On the pseudo-political critique of leaders' abuses of power
To criticize a problematic feature of a social world is not to accuse some one of a crime.
The very idea of evil is as problematic in historical explanation as it is necessary for governance.One problem with the liberal model is that it distorts the possibilities of thought.
This is because thought’s powers of criticism tend to be reduced to competition between individual elites. The good life reduces to enforceable morality and justice to law.
This works in a media society where ordinary citizens confront possibilities of the political through representations.
If a person is observed to have written a book we can learn from, and participated in some crime, why do we judge the book by the crime? Everyone wants to judge and punish all the crimes, does anyone want to think?

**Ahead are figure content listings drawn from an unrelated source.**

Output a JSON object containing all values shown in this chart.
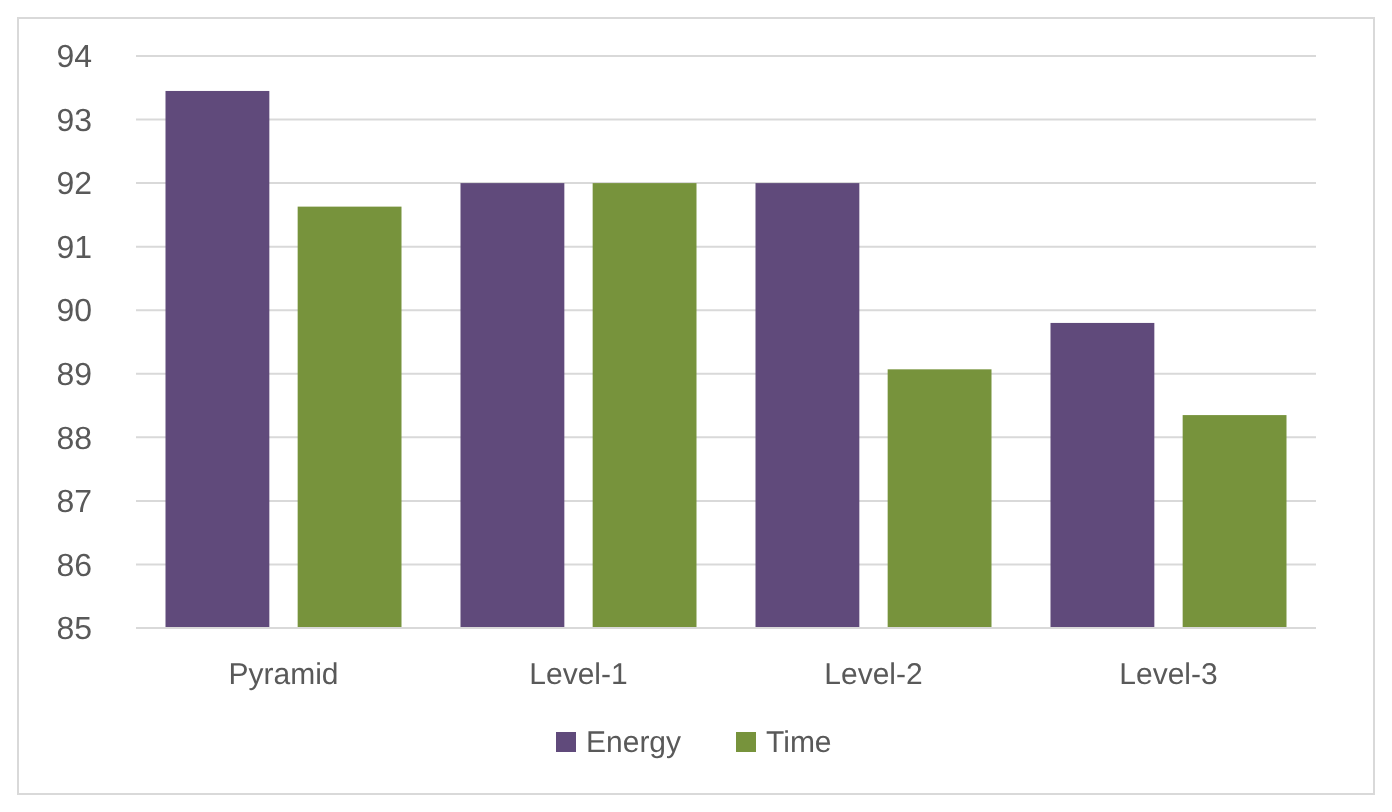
{
  "chart_data": {
    "type": "bar",
    "categories": [
      "Pyramid",
      "Level-1",
      "Level-2",
      "Level-3"
    ],
    "series": [
      {
        "name": "Energy",
        "color": "#604a7b",
        "values": [
          93.45,
          92,
          92,
          89.8
        ]
      },
      {
        "name": "Time",
        "color": "#77933c",
        "values": [
          91.63,
          92,
          89.07,
          88.35
        ]
      }
    ],
    "ylim": [
      85,
      94
    ],
    "yticks": [
      85,
      86,
      87,
      88,
      89,
      90,
      91,
      92,
      93,
      94
    ],
    "grid": "y",
    "legend": "bottom"
  }
}
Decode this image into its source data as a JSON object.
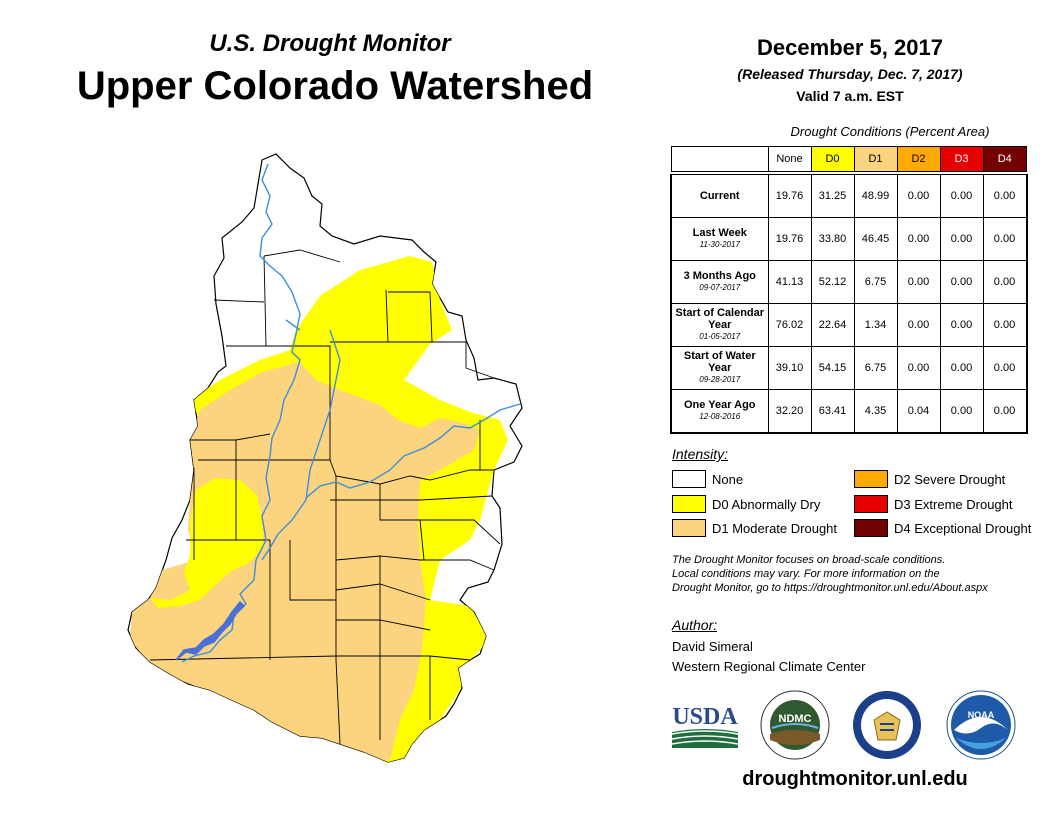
{
  "header": {
    "subtitle": "U.S. Drought Monitor",
    "title": "Upper Colorado Watershed",
    "date": "December 5, 2017",
    "released": "(Released Thursday, Dec. 7, 2017)",
    "valid": "Valid 7 a.m. EST"
  },
  "table": {
    "caption": "Drought Conditions (Percent Area)",
    "columns": [
      "None",
      "D0",
      "D1",
      "D2",
      "D3",
      "D4"
    ],
    "column_colors": [
      "#ffffff",
      "#ffff00",
      "#fcd37f",
      "#ffaa00",
      "#e60000",
      "#730000"
    ],
    "rows": [
      {
        "label": "Current",
        "sublabel": "",
        "values": [
          "19.76",
          "31.25",
          "48.99",
          "0.00",
          "0.00",
          "0.00"
        ]
      },
      {
        "label": "Last Week",
        "sublabel": "11-30-2017",
        "values": [
          "19.76",
          "33.80",
          "46.45",
          "0.00",
          "0.00",
          "0.00"
        ]
      },
      {
        "label": "3 Months Ago",
        "sublabel": "09-07-2017",
        "values": [
          "41.13",
          "52.12",
          "6.75",
          "0.00",
          "0.00",
          "0.00"
        ]
      },
      {
        "label": "Start of Calendar Year",
        "sublabel": "01-05-2017",
        "values": [
          "76.02",
          "22.64",
          "1.34",
          "0.00",
          "0.00",
          "0.00"
        ]
      },
      {
        "label": "Start of Water Year",
        "sublabel": "09-28-2017",
        "values": [
          "39.10",
          "54.15",
          "6.75",
          "0.00",
          "0.00",
          "0.00"
        ]
      },
      {
        "label": "One Year Ago",
        "sublabel": "12-08-2016",
        "values": [
          "32.20",
          "63.41",
          "4.35",
          "0.04",
          "0.00",
          "0.00"
        ]
      }
    ]
  },
  "legend": {
    "title": "Intensity:",
    "items": [
      {
        "label": "None",
        "color": "#ffffff"
      },
      {
        "label": "D0 Abnormally Dry",
        "color": "#ffff00"
      },
      {
        "label": "D1 Moderate Drought",
        "color": "#fcd37f"
      },
      {
        "label": "D2 Severe Drought",
        "color": "#ffaa00"
      },
      {
        "label": "D3 Extreme Drought",
        "color": "#e60000"
      },
      {
        "label": "D4 Exceptional Drought",
        "color": "#730000"
      }
    ]
  },
  "note": {
    "line1": "The Drought Monitor focuses on broad-scale conditions.",
    "line2": "Local conditions may vary. For more information on the",
    "line3": "Drought Monitor, go to https://droughtmonitor.unl.edu/About.aspx"
  },
  "author": {
    "title": "Author:",
    "name": "David Simeral",
    "org": "Western Regional Climate Center"
  },
  "logos": {
    "usda": "USDA",
    "ndmc": "NDMC",
    "noaa": "NOAA"
  },
  "website": "droughtmonitor.unl.edu",
  "map_colors": {
    "none": "#ffffff",
    "d0": "#ffff00",
    "d1": "#fcd37f",
    "river": "#3d8fd9",
    "lake": "#4a6fd6"
  }
}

The principal models and images of governance today are liberal. This is why scandal today has become the principal tactic of staged political conflict.
This is related to the use of rhetoric and tactics in place of arguments.
Liberal and democratic images of social life are distinct possibilities.
They may be realized in combination or separately.
The liberal model thinks social life as relationships between individuals.
It is based on markets.
The democratic model thinks social life as communities that may be more or less ‘rational’ (thoughtful).
In the liberal model learning takes place through reactions and authority uses sanctions.
The political leader is an entrepreneur.
He is scrutinized in the public eye for his morals.
To succeed he must be perfect.
The least crime is sufficient to take him down.
The political faction is impugned by finding a crime in its leaders.
Factions are corporate individuals.
Political activity in civil society is managed my corporations, normally non-profit ones.
Liberal political thought needs leaders.
The old socialist idea of criticism/self-criticism (which had origins in classical thought and later monastic life) is a model of how the moral possibilities of social criticism (that is, those bearing on possible actions and judgments as to their value) can be taken up in a way that subordinates enforcements based on sanctions to reason and discussion.
The theoretical figure driving the Cold War ideologically was the opposition between bureaucracy and markets, and the democratic and liberal models.
The models were combined, everywhere, and badly.
The victorious faction mostly chose not to learn from its critics.
Yet a political thought that criticizes abuses of power but not forms of social life is not political at all, nor a genuine form of thought.